The true value of generosity (a personal story)

The simple truth of a moment of kindness. Generosity is not always money donations and big actions, and sometimes quiet, genuine moments can have the longest lasting effects.





A hug and a baby wipe

In October of 2011 my father was diagnosed with stage III colon cancer. About a month before the news broke, I’d traveled to Colorado to visit my two sisters for my birthday. I’d just turned 23 and was in my last year of college in Gainesville. My parents lived about 80 miles south of my door at the time.

I was aware of my dad’s appointment afterward, but my parents were unusually cryptic about why he’d gone in the first place. Looking back, I’m sure that the symptoms were worse that they ever let on, but I distinctly remember how my stomach churned when they dismissed the appointment so easily. My dad wasn’t the type of man you could get into a doctor’s office even if you affirmed that his visit would be rewarded handsomely.

After his colonoscopy, which happened a few weeks after I’d returned from CO, we knew there were polyps, but not how many or how big. What we did know is that they couldn’t be removed routinely.

Getting the results

A few days before Halloween, he had the big appointment with the surgeon. Naively, we went into it thinking little about cancer (the physician who did his colonoscopy didn’t even mention that as a concern).

At the time I was working as a floor instructor at a huge gym in Gainesville, and I knew I’d get the call about the appointment during my shift. I informed my supervisor that I’d have to step out for a few minutes, and before I knew it, the call came.

I sat on a bench outside the two-story complex, and waited on the line for my parents to conference call both my sisters. My hands trembled.

My mom, in a shaky voice that has grown too familiar in the last few years, broke the news. We sobbed together, miles apart. My heart broke and pounded behind my ears.

There are utterly no words to describe the grief I felt, so I won’t try.

A stranger’s kindness

As active as the gym was, I couldn’t control my tears. They rushed in, and as I sat on the bench for what seemed like hours after the call, I cradled my head in my palms. Eye makeup ran down my hands and caked itself to my cheeks, chin and neck. God only knows how long I sat there sobbing before she tapped my shoulder.

A young woman (I could tell by her shoes) rubbed my arm. I was afraid to look up, but when I did, humble eyes met mine – her’s and her daughter’s. The little girl had beautiful, bouncy blonde curls, and her mother’s face was draped in the same radiant yellow.

She was a stranger, but her words are some the most generous I’ve ever heard. I will take them with me every place I go for the rest of my days.

“I don’t know what you’re dealing with, but it looks like you need a hug.” Without thinking, I hugged her as she held her daughter’s hand.

After a few minutes, we finally broke our embrace. “Honey, you should see your face. Do you want a baby wipe?” I shook my head and accepted, thanking her.

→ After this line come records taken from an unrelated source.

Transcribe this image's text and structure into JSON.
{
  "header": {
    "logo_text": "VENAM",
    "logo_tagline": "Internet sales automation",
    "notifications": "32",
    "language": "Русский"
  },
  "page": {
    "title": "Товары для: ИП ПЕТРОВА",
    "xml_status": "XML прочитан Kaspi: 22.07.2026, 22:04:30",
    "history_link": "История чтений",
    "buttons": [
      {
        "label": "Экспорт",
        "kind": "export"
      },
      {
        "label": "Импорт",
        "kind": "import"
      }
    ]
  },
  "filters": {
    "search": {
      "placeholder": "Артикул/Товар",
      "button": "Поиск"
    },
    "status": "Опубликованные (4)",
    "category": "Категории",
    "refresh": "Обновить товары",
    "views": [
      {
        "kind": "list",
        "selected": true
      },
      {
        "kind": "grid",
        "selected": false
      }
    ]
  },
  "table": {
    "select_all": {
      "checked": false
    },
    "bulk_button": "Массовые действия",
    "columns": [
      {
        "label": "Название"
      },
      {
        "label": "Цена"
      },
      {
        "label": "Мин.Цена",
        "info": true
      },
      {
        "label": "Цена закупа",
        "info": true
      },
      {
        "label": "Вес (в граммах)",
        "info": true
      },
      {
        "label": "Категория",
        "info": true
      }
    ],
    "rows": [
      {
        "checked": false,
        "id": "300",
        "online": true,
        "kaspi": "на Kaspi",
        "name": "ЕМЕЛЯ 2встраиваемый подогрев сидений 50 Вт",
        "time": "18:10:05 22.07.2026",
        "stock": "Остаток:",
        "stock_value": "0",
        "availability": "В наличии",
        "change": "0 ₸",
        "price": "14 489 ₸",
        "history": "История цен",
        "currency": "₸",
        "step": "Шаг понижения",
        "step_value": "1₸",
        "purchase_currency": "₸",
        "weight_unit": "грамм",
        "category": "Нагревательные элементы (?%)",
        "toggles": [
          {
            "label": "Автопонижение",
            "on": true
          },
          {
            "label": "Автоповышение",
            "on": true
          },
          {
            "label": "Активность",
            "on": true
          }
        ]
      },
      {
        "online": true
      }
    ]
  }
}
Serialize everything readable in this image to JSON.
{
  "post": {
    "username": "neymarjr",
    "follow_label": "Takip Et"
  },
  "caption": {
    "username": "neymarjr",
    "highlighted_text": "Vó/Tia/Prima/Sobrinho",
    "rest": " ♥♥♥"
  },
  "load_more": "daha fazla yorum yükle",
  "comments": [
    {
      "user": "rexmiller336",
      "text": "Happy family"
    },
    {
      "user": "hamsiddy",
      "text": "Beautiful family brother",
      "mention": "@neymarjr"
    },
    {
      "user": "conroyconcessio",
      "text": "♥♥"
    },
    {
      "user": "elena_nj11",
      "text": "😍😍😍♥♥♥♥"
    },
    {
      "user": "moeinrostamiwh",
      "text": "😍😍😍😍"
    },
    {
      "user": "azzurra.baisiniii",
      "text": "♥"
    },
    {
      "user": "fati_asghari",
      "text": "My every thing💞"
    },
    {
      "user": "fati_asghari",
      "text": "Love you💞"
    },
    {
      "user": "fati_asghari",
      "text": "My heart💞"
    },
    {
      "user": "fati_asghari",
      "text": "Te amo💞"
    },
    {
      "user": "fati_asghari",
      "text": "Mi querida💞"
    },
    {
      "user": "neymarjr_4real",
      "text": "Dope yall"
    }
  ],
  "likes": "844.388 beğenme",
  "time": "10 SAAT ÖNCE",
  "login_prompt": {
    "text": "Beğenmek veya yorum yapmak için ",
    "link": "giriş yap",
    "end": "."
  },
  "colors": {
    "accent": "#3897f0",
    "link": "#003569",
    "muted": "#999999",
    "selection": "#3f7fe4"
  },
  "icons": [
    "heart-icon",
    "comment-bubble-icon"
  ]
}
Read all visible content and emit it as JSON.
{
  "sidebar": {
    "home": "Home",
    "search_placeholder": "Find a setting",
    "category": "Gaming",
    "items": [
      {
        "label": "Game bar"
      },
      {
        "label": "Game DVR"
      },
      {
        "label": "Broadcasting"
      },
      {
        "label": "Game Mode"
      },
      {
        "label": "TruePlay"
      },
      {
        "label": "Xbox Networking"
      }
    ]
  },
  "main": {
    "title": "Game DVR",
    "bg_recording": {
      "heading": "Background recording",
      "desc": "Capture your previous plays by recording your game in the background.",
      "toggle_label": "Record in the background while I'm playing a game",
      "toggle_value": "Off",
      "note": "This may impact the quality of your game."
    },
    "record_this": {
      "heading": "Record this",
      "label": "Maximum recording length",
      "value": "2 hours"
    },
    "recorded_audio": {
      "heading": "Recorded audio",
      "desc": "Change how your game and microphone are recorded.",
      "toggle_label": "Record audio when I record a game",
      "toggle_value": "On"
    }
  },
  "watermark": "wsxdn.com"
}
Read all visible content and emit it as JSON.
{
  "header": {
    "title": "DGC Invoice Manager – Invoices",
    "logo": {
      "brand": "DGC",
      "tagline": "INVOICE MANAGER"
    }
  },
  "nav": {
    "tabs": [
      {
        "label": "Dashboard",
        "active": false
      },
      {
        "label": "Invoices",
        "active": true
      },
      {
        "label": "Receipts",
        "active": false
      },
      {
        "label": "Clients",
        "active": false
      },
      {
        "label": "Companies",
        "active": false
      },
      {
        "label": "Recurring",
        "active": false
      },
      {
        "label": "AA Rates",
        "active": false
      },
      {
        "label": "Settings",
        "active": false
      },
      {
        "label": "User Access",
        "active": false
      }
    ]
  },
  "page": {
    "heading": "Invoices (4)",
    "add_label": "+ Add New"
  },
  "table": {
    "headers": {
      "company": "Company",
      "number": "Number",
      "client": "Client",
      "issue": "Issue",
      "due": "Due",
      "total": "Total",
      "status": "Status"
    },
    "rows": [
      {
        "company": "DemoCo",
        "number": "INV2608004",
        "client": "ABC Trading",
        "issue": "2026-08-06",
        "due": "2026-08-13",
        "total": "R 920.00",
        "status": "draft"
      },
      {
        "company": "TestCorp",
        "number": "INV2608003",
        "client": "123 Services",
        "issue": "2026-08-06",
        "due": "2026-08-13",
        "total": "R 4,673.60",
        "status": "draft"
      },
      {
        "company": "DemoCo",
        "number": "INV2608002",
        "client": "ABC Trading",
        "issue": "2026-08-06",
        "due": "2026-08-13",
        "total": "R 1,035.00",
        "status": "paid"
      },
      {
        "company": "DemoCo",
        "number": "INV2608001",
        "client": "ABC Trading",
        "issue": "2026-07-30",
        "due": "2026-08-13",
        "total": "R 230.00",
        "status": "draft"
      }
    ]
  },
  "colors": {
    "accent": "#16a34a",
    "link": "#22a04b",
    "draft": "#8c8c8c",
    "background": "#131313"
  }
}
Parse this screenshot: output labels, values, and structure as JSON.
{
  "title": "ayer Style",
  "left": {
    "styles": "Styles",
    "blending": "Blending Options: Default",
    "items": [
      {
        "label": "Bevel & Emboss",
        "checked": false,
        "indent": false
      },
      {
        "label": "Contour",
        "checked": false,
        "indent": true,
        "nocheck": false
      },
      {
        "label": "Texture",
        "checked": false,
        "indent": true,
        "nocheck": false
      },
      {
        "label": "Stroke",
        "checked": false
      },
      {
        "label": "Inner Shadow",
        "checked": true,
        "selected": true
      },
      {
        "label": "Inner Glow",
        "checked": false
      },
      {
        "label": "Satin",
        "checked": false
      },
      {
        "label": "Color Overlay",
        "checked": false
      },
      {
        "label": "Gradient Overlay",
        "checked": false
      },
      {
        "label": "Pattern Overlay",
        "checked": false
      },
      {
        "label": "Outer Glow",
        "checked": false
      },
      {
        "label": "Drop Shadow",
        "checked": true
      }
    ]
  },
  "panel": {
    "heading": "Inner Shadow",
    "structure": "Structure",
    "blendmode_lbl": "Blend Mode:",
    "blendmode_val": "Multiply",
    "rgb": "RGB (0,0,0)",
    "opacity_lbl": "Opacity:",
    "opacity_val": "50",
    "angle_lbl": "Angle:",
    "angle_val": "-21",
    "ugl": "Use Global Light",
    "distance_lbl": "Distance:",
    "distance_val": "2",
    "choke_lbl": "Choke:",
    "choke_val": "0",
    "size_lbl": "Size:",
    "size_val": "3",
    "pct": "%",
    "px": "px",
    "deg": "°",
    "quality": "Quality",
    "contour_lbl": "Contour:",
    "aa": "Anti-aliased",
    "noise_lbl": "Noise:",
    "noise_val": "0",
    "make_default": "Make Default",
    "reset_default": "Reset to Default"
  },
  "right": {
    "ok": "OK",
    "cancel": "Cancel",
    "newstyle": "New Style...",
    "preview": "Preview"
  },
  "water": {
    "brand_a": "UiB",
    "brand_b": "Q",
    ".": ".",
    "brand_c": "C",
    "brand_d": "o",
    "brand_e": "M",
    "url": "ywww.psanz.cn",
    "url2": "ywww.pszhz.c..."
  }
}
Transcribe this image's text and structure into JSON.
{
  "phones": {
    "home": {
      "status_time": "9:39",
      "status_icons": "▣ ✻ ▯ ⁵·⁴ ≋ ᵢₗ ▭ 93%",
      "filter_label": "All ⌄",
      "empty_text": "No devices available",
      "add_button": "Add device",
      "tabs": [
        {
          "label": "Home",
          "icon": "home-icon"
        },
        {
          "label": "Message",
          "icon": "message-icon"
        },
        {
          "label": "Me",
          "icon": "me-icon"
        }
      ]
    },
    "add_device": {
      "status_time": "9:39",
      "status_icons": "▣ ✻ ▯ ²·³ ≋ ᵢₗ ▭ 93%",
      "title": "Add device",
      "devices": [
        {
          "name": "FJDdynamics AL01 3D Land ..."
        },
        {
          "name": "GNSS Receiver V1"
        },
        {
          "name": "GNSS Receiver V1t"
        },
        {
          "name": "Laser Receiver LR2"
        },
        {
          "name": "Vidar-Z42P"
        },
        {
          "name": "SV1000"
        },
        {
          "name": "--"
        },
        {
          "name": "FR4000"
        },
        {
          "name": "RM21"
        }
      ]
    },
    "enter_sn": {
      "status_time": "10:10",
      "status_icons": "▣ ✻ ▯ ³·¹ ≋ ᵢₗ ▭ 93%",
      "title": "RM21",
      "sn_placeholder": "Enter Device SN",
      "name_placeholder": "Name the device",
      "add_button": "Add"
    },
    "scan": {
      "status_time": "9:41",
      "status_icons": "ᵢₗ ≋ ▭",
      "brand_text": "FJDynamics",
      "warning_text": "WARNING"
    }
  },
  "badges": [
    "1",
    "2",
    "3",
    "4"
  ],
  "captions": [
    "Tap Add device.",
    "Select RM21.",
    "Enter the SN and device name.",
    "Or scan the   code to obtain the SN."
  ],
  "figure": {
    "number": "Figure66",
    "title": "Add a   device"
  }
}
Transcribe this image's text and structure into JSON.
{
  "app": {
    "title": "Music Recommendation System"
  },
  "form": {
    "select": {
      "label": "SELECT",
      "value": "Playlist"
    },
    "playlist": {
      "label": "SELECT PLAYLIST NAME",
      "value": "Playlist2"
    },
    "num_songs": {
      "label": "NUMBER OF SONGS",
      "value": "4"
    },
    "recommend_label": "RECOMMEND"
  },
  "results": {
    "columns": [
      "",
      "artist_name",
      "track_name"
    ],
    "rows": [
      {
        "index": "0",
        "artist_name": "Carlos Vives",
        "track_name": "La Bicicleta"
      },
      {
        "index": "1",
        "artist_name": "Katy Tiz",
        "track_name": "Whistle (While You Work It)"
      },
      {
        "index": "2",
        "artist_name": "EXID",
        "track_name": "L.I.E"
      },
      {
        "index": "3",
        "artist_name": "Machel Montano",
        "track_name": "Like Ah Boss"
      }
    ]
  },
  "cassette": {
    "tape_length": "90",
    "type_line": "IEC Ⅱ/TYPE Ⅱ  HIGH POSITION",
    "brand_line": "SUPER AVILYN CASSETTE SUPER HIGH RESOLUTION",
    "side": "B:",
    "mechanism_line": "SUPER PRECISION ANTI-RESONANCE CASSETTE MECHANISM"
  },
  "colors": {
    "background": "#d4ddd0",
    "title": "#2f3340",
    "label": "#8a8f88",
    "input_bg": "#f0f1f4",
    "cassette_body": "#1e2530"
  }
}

She didn’t say another word, just looked at me and smiled. I looked from her eyes to her daughter’s, both offering calming kindness, and she was gone. I watched her daughter’s angel curls bounce through the parking lot.

Generosity in the small things

It was a hug and a baby wipe that made all the difference that day, and the memory has made all the difference so many days since. Sometimes being generous doesn’t mean giving something monetarily, but giving something much more valuable. Near the end of October in 2011, that hug meant more than all the dollars in the world.

I don’t even know her name. Someday maybe I’ll get the chance to tell her exactly what those few minutes meant to me. I can only hope so.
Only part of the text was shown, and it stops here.